Besides, I don't get the whole "can't do geek things on an iPad". I have an iPad Pro 2017 and I've:

- Run full linux on it (both emulated X86 and via WASM magic, via A-Shell and iSH, both on the App Store)

- Coded Python, C#, Javascript and Lua on it (via Pythonista, Continuous, Scriptable and Codea) _and_ ran the code on the iPad itself

- Wrote blog posts for my old static site and pushed them to a git repo to publish them (via iA Writer for writing and Working Copy for Git)

- Connected via SSH and RDP to "real computers" (via the Remote Desktop app and Blink!, though there's many SSH clients on the AS)

- Used SFTP to transfer files to/from said computers/servers (via Secure Shellfish)

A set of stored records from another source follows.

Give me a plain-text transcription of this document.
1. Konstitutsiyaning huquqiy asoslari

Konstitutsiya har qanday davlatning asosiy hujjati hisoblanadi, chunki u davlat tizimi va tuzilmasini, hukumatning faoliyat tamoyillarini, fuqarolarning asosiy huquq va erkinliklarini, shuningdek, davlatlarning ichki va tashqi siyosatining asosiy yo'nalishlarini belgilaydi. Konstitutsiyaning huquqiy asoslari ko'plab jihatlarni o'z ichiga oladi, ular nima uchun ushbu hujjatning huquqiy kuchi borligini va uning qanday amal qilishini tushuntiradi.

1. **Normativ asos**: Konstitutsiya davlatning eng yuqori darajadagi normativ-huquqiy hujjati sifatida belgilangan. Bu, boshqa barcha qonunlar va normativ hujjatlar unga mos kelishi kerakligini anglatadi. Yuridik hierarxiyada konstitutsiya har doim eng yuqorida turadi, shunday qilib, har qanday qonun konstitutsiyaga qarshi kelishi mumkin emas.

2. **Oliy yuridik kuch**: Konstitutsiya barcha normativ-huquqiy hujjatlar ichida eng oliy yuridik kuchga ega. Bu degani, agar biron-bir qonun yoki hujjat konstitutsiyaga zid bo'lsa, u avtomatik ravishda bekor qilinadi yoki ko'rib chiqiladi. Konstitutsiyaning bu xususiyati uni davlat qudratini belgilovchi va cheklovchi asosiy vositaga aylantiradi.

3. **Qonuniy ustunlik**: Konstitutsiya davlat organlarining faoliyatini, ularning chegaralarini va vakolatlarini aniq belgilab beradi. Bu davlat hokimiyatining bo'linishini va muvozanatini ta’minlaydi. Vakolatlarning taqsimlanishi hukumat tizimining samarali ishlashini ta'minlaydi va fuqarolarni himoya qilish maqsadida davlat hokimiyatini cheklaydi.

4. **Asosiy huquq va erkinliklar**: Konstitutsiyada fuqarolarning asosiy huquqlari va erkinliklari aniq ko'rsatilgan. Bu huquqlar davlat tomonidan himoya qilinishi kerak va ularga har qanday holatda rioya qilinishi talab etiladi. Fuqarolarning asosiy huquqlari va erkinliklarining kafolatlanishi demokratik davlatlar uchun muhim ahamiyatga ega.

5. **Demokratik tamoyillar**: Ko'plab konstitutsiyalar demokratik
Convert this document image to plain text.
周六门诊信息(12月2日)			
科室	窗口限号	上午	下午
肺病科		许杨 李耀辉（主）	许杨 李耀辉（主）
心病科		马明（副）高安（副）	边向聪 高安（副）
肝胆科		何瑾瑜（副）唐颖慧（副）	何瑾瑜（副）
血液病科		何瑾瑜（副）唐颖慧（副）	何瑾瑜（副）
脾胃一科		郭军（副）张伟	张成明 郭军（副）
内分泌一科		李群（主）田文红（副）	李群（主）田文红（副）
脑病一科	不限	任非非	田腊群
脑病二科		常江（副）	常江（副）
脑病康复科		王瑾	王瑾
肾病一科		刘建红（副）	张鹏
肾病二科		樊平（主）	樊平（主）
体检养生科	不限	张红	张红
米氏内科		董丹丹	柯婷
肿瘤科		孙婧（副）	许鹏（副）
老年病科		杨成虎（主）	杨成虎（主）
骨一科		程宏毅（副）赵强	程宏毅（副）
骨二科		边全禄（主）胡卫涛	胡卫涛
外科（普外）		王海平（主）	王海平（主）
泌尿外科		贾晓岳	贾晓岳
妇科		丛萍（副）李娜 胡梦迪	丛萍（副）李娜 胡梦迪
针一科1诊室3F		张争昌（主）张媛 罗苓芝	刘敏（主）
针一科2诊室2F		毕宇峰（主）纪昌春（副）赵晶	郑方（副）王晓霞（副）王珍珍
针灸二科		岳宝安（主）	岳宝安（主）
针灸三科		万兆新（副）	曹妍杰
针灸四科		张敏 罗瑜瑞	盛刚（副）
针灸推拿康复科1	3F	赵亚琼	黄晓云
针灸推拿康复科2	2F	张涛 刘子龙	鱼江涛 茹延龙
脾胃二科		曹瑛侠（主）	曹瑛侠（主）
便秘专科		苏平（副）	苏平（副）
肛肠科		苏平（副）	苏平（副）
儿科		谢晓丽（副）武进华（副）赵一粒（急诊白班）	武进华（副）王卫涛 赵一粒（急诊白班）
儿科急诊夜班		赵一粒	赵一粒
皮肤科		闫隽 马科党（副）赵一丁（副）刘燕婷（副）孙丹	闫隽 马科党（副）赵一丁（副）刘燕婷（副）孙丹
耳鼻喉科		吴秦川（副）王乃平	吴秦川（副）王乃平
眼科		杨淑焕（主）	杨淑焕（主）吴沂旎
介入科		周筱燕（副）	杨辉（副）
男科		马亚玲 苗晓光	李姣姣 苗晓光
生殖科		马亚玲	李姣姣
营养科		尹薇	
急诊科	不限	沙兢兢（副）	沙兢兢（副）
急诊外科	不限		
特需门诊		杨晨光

There's also an entire class of apps built upon the Shortcuts model, that allows you to extend and improve upon the Shortcuts (née Workflow, third party now first party) "coding model", which is very powerful and heavily integrated with the device and Apple services - though very different from "traditional" coding.

Is it a limited platform? Yes, absolutely.

Is it a general purpose computer? Yes, most definitely.

Can you do "geeky things" on it? Well, I've been doing them for years.

Can you run a full UNIX-like dev environment on it? Well, yes, with tricks. But why would you want to, when there's plenty of options that do it 1) natively 2) better? Use an iPad for what its purpose is, not for what a Mac's purpose is.